Golf not only affects physical strength but is also recognized as one of the sports with a significant impact on "brain health," supported by neuroscientific evidence.

Research from Harvard Medical School, Stanford Neuroscience Institute, and publications in Frontiers in Human Neuroscience found that golf directly impacts the structure and function of the brain, particularly the areas involved in planning, concentration, and working memory.

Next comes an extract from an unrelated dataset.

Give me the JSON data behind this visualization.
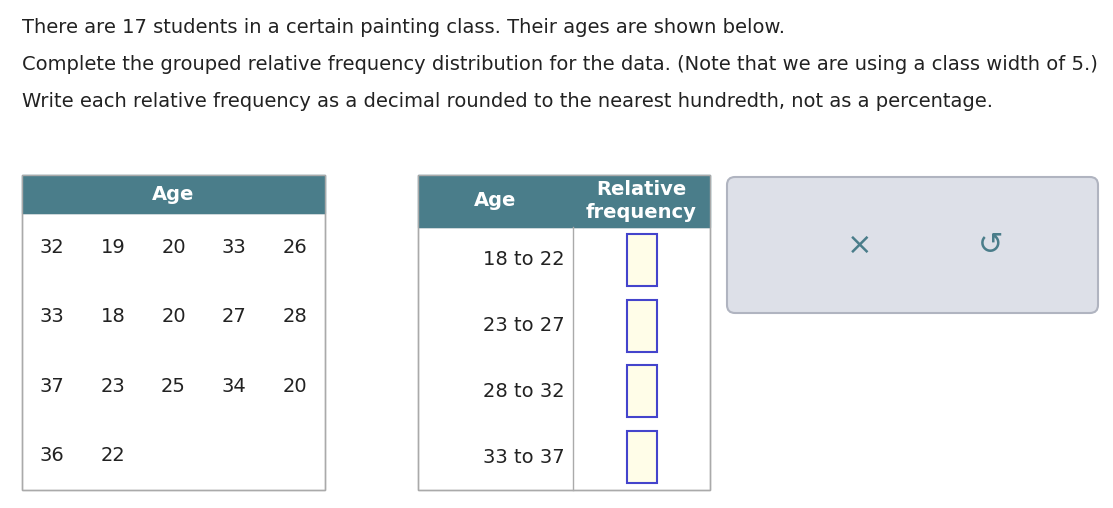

Cognitive Outcomes Observed from Continuous Golf Play Include:

  • Increased Cerebral Blood Flow During golf, the body engages in moderate-intensity activity, improving blood flow to the brain. This aids in nerve cell regeneration and reduces the risk of dementia.
  • Enhanced Concentration and Emotional Regulation Ability Putting and executing critical shots require calmness. The Prefrontal Cortex (PFC) is stimulated to control focus and inhibit emotional responses. This is suitable for individuals seeking to reduce distraction and enhance a state of "Mindfulness."
  • Comprehensive Executive Function Training
  • Planning the course of play (Planning & Strategy)
  • Evaluating wind, distance, and green slope (Analytical Thinking)
  • Deciding on the appropriate club and timing (Decision-Making). This has positive effects on work, study, and daily life management.
  • Reduced Risk of Cognitive Decline in Older Adults Research in the 60+ age group found that individuals who played golf regularly showed improved Cognitive Test scores and a lower chance of developing memory impairment compared to those without physically active, focused engagement.